The particular magistrate who sentenced this young man was Greg Connellan, formerly a well-known human rights lawyer. I appeared before him a number of times while I was working as a lawyer with the Victorian Aboriginal Legal Service between 2012 and 2014. Its unlikely theres a magistrate who approaches their judicial responsibilities with more thoroughness and sincerity. And hes certainly not afraid to use jail he sent one of my clients away for nearly two years, and soon after he was appointed to the bench in 2007 he criticised the leniency of the maximum penalty available (five years) for a reckless conduct charge. Connellan does need a very good reason to send someone to prison, though, and despite the views of the Herald Sun and its selection of baited readers, its unlikely that reason existed in this case.

It almost did, though. Causing serious injury is among the gravest charges heard by magistrates courts, and Connellan said in sentencing the offender that hed be going to jail if he hadnt already made significant changes. More than six months had elapsed since the original assault, which gave the offender time to complete a pre-sentence bail program known as CREDIT (Court Referral and Evaluation for Drug Intervention and Treatment). The idea is that an accused person who would otherwise be remanded in custody until they are sentenced is given access to treatment or rehabilitation services for four months, if its assessed that their problem with drugs, alcohol or mental illness is a factor in their offending. Their engagement with those services, and their progress in addressing some of the problems which may have contributed to their offending, is then taken into account by the sentencing magistrate.

I hope karma will catch up with [the offender], said David, another letter-writer in the Herald Sun. David likely doesnt know the assailant, so was expressing a familiar idea that criminal offenders are motivated primarily by evil intent, that theyre basically villains who should get their just deserts. But if David had read the Herald Suns report closely, he would have learned that the assailant in this case had been diagnosed with ADHD and a mild intellectual disability, and had been previously observed to have anger management issues. David would also have learned that the offender grew up in a violent home.

None of this represents an excuse for the offenders conduct, which is why he was charged, processed through the criminal justice system and sentenced. But the backgrounds of most offenders provide courts with hints as to what might be causing their behaviour.
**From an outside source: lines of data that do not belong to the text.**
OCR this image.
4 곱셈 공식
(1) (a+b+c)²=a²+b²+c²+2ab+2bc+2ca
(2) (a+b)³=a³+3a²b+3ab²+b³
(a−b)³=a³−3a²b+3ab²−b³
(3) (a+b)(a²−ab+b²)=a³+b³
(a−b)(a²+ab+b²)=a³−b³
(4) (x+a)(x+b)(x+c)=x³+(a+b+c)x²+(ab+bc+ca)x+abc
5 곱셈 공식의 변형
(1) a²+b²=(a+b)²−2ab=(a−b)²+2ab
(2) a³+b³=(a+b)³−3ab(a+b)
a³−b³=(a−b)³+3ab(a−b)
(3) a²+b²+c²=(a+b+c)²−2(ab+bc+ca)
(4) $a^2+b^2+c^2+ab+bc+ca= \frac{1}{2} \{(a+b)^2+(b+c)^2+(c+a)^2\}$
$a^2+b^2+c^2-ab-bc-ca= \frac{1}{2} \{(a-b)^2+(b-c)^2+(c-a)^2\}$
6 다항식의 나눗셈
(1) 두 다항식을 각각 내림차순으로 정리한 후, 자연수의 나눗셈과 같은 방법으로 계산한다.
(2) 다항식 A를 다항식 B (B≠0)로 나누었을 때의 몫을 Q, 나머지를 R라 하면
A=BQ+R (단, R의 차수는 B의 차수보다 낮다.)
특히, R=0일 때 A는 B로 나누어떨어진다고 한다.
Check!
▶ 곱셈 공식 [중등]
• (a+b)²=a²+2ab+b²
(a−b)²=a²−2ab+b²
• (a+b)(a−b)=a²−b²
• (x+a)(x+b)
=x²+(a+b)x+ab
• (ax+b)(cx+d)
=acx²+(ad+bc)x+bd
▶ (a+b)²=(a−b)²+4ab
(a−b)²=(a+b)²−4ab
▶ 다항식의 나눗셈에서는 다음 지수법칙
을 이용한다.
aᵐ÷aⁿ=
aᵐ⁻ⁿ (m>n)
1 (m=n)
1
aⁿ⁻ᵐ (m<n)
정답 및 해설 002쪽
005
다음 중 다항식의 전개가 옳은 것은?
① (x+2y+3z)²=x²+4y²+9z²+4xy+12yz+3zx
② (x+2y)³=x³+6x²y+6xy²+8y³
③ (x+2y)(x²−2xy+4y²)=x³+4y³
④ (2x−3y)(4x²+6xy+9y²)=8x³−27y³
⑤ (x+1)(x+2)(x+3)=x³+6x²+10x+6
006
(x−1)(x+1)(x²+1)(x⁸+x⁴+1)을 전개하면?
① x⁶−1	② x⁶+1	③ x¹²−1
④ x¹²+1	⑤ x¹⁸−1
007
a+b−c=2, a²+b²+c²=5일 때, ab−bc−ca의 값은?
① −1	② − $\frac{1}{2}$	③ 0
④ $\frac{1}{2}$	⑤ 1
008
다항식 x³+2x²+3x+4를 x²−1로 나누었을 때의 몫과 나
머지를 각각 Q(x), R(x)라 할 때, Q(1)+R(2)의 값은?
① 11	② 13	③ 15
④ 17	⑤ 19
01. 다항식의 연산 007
Unfortunately, its all too common for children who experience violence while growing up to express themselves violently as they get older.

We dont have to bend our minds too much to imagine what kind of childhood this young man had. At various times, he would very likely have been described as a victim himself. The Herald Sun was quick to cast him as a thug and a coward, but he might equally be seen as a kid who fell through the cracks a kid whose society failed in its duty to protect him from damage and to educate him into self-sufficiency and prosperity. David might hope karma catches up with this young man, but on another view, karma might already owe him some points.

This sentence in no way reflects community expectations for such a vicious and unwarranted assault, asserted Michael in the Herald Sun. What an absolutely disgraceful sentence, bellowed Matthew. Hopefully this is appealed. We bay for jail in cases like this one. Theres a pattern to it first, we convince ourselves that the offender is bad, a villain, and then we want them to suffer as much as possible.